Today I wrote 17 thank you postcards to my students. I thanked them for their hard work and dedication, for gifts and notes, for the incredible joy they bring into the classroom every day.
Thank yous are quick to write when you mean it. It’s easy to thank kids for the love that they share and life they bring into the world.
Today, it finally snowed.
I went on an emergency trip to Target amid giant, wet snowflakes that spatted over the windshield of my car to buy stationary.
When my mom showed me these super strange cards, I had to have them. They are fabulous and weird and I love them, and they should first be sent to one person.
This letter is to Betsy, who always manages to bring the best out of me and who appreciates weirdness and quirks. I love having interesting people in my life, and Betsy is no exception.
Tis the season for Christmas cards!
The other day I got a card from an old friend. It’s been years since I’ve seen her, but she included such a heartfelt letter and note that it made me tear up.
There are so many people in the world worth knowing. I am incapable of processing that thought, or of remembering every moment worth remembering, or in listing names of people who are loved. The world is so vast and huge and incomprehensible.
This letter is to Kelsey, who caused me to remember the goodness of people and small moments.
While student teaching, Jill and I used to come home from rough days and turn on this video and dance ridiculously around the kitchen.
I miss her wisdom and her humor and her fun and her willingness to be silly.
I wish there was an easy way in the world to see people from North Carolina any time you want to, but I’ll settle for a Christmas card.
sounds like the scariest, least-attractive school possibility in the world to me.
Marissa is taking that challenge head-on and loves it. I have the utmost respect for her and her love of the fight and her enthusiasm about the process and Law and Order. I love that she watches tv shows with as much passion as I do and can quote Bones episodes verbatim.
She takes no crap from people but has a soft heart. She shows no fear and watches chick flicks. She’s the closest person I know to embodying the idea of that Meet Virginia song by Train.
Generally speaking, I’m not into girly things. Glitter just makes a mess, pink is my least favorite color, etc.

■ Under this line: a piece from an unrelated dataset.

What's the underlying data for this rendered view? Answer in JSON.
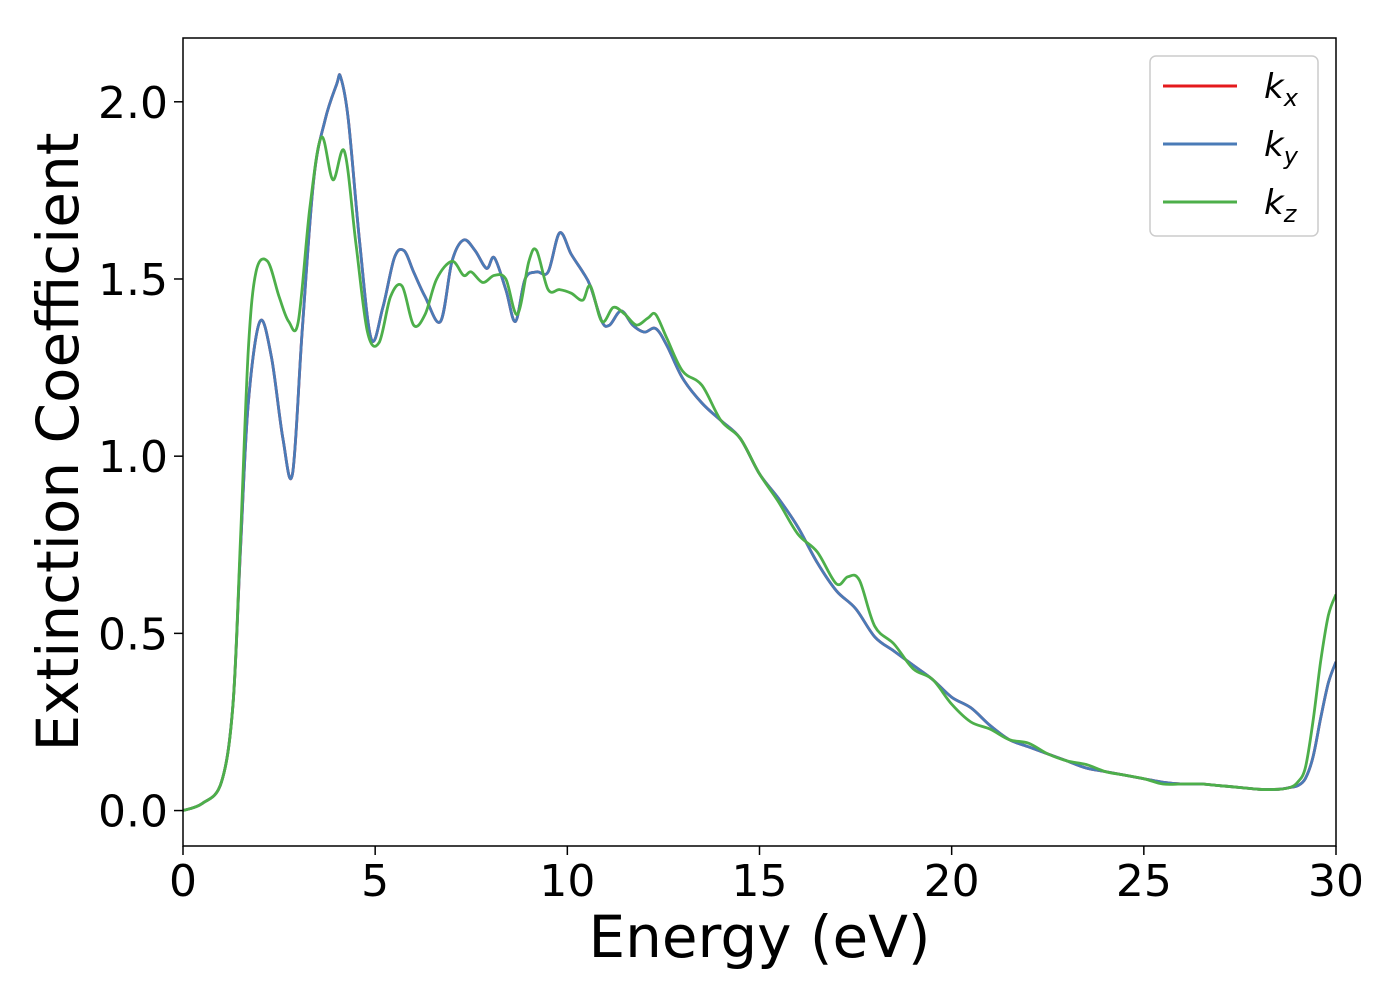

Karin sent me a Christmas card this year that is so unabashedly glittery that I instantly loved it. I think people should choose things they like no matter what. I think people should represent themselves with glitter if it speaks to them. The glitter trail on my hands and tables reminds me of the awesomeness of Karin.
Less than a year ago I met my friend Caleigh.
So much changes in a year. I have had my share of awfulness surrounding my life this year, but so many blessings as well. I’ve enjoyed new friendships and a fulfilling job and health and precious time with my grandma that I wouldn’t ever trade.
One of the best of those things is this miraculous friendship with Caleigh. I am thankful to have her in my life and look forward to many many years of friendship to come.
Trapped in a grocery store today made my phone drop a call at least 6 times. This was a phone call full of a good story and trying to figure out what to do next and just that good freak out you can enjoy when talking over something with your girlfriend. That conversation where your voice gets all high-pitched and you yell in frustration and laugh at the same time.
What a terrible time to drop a call!
So a letter to Tiffany, who showed great patience in hitting that redial button over and over again, as a thank you for some of those conversations that give life to my world.
I’ve been MIA. I’ve been overwhelmed with my life and busy and tired and haven’t felt well lately. This season has also been an emotional one for me. My grandma loved Christmas more than anyone I know and I’m missing her fiercely right now. Every time I see Christmas lights I remember her and her ability to keep a child-like wonder until she was eighty years old. I want to do Christmas right this year to respect her memory.
I wrote Christmas cards today. I wrote and wrote to make up for all the days that I didn’t post or write and then some. I wrote to express thanks to people who have poured love into me this year and I wrote to pour love into others. I wrote to keep in touch and to say hi to people I see consistently and I wrote to help remember my grandma.
Here’s the stack of envelopes. Twenty -five of them.
To Amy and Garrett, Kara, Scott, Tami. To Nick, Susie, Corey, Kelsey, and Danielle. To Betsy and Alyssa and Katie and Bryan and another Alyssa. To Tiffany, Esten, Katie, Jen, and Tom and Lois. To Darryce, Caroline, Gianna, Jane, Ellie, Caleigh, and Jenna.
Merry Christmas. I ran out of stamps.